Steam trailer: This is a water heating system which can provide steam jets or warm water showers for troops to wash contaminants off themselves. This usually takes about 5 person-minutes.

 

Jet Decontamination System: Warsaw Pact nations have mounted turbojet engines on truck chassis and pump cleaning solvents into the hot jet exhaust to create a hot, high-pressure sprayer. Working in tandem, these units can completely decontaminate an entire AFV in 3 minutes.

 

TREATMENT:
The treatment of casualties is detailed in the specific chapters on Chemical and Biological Agents. However, there are certain methods which are widely distributed among troops and are essentially first aid for CBW casualties. These can, in many cases, stabilize the patient until more effective treatment can arrive. The various types are detailed below with the number of AC required to use them.

 

Pralidoxime Mesylate Tablets:(AC: N/A) These are tablets currently used by British forces in cases where chemical attacks are likely. They are issued in day-packs of 4 tablets, with one tablet being ingested every six hours. The combatant who has been using these tablets for at least six hours is able to divide the dosage of Nerve Agents he takes by a factor of 4. This effect ends six hours after the last pill was taken.

 

Atropine Autoinjectors: (3 AC + 5 seconds) This is the most common type of first aid for nerve agent poisoning. It is issued to every combatant likely to be in a CBW environment. The Atropine autoinjector consists of a retractable hypodermic needle capable of penetrating the thick fabrics of a protective coverall and injecting the combatant with a premeasured dose of atropine, or atropine and diazepam. Each unit can provide a maximum of three doses.
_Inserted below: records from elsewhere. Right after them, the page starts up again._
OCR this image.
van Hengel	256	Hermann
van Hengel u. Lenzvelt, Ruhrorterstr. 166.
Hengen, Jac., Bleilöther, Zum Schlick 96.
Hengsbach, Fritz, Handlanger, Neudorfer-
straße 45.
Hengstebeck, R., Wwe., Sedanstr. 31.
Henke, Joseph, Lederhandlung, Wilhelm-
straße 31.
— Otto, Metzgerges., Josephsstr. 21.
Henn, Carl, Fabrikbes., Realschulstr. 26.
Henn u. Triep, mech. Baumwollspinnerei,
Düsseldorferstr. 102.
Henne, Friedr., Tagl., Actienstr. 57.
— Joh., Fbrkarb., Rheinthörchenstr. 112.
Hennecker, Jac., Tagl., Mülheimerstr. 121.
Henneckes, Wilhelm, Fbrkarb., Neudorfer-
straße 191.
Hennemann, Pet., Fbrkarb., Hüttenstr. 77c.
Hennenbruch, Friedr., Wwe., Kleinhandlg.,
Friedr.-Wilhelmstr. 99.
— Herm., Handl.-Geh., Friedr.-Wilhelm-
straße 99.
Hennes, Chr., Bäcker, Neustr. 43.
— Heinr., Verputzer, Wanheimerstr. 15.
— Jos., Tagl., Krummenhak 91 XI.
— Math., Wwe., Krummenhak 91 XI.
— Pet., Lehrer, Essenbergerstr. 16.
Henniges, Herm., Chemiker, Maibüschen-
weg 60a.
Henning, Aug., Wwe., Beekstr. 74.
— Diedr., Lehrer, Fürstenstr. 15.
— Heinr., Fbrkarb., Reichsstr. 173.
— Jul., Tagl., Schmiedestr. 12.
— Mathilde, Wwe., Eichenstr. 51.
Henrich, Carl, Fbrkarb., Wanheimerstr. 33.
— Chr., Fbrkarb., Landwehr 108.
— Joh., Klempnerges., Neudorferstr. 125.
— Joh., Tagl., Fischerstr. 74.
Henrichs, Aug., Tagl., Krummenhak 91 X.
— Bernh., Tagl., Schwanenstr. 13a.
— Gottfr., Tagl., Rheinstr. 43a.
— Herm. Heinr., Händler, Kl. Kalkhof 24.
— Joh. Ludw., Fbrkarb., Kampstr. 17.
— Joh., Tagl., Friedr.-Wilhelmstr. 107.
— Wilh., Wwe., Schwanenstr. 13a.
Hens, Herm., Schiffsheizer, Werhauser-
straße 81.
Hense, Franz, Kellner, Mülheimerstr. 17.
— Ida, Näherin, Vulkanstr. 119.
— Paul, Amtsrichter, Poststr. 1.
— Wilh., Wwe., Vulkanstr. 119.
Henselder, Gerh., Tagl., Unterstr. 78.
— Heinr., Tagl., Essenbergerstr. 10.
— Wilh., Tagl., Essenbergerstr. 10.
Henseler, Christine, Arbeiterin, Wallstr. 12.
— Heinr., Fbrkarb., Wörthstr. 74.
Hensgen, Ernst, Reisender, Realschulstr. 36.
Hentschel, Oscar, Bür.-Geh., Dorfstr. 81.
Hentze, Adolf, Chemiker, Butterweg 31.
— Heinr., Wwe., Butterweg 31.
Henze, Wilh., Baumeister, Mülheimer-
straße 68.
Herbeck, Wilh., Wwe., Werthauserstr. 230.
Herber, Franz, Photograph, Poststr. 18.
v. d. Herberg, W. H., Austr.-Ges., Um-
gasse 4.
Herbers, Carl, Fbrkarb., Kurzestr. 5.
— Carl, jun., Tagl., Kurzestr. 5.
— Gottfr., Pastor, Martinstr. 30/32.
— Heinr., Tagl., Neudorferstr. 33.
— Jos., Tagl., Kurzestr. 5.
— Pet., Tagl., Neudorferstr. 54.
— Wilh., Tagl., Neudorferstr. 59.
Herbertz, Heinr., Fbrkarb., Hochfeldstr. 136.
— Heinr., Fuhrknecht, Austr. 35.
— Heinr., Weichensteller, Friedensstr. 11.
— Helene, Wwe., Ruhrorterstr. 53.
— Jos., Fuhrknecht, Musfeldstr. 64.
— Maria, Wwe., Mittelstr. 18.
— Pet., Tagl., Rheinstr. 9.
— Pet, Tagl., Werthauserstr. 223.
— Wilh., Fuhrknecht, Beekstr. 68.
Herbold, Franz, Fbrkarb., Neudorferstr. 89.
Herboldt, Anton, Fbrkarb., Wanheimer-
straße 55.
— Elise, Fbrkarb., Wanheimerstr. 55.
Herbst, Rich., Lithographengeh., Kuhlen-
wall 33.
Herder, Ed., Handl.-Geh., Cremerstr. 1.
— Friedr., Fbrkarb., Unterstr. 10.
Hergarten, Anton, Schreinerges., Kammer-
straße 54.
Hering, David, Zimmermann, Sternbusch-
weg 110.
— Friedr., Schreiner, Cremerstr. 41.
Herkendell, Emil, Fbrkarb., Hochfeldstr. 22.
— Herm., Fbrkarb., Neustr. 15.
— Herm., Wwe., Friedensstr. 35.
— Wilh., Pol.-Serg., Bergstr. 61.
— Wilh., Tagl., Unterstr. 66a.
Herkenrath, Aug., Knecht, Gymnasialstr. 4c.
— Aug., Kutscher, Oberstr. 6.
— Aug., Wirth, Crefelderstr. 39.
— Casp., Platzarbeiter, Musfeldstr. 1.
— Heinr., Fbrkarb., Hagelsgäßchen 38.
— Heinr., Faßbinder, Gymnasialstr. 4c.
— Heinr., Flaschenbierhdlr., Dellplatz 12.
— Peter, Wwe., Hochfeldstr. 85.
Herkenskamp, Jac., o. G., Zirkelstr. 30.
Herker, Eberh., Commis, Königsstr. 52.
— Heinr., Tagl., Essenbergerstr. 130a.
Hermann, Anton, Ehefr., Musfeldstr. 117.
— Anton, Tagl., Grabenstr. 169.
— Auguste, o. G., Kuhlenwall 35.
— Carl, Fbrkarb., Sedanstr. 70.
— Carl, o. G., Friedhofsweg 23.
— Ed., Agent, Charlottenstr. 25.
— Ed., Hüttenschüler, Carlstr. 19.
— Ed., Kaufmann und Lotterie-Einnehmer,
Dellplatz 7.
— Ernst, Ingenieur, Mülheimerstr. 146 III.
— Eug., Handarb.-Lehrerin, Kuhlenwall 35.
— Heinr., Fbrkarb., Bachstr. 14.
In practice, the person showing symptoms of nerve agent poisoning removes a safety cap and presses the autoinjector against
his thigh and holds it there for 5 seconds while the injection takes place. He then swallows a diazepam tablet and repeats the injection/tablet therapy every 15 minutes for as long as the symptoms persist. The repeated dosages are regarded as one treatment for rules purposes. Newer autoinjectors dispense with the tablet. Note that the injection of atropine prior to showing the symptoms of nerve agent poisoning will make the person ill and incapacitate them. Atropine is highly poisonous.

 

Protective Ointment: (10 AC for face or hands, up to 45 AC for the entire body.) This is a cream which is applied to the skin of a person contaminated by mustard gas. The cream soothes the symptoms and deactivates the mustard gas still on the skin. The ointment is issued in small tubes, each sufficient for 1 person.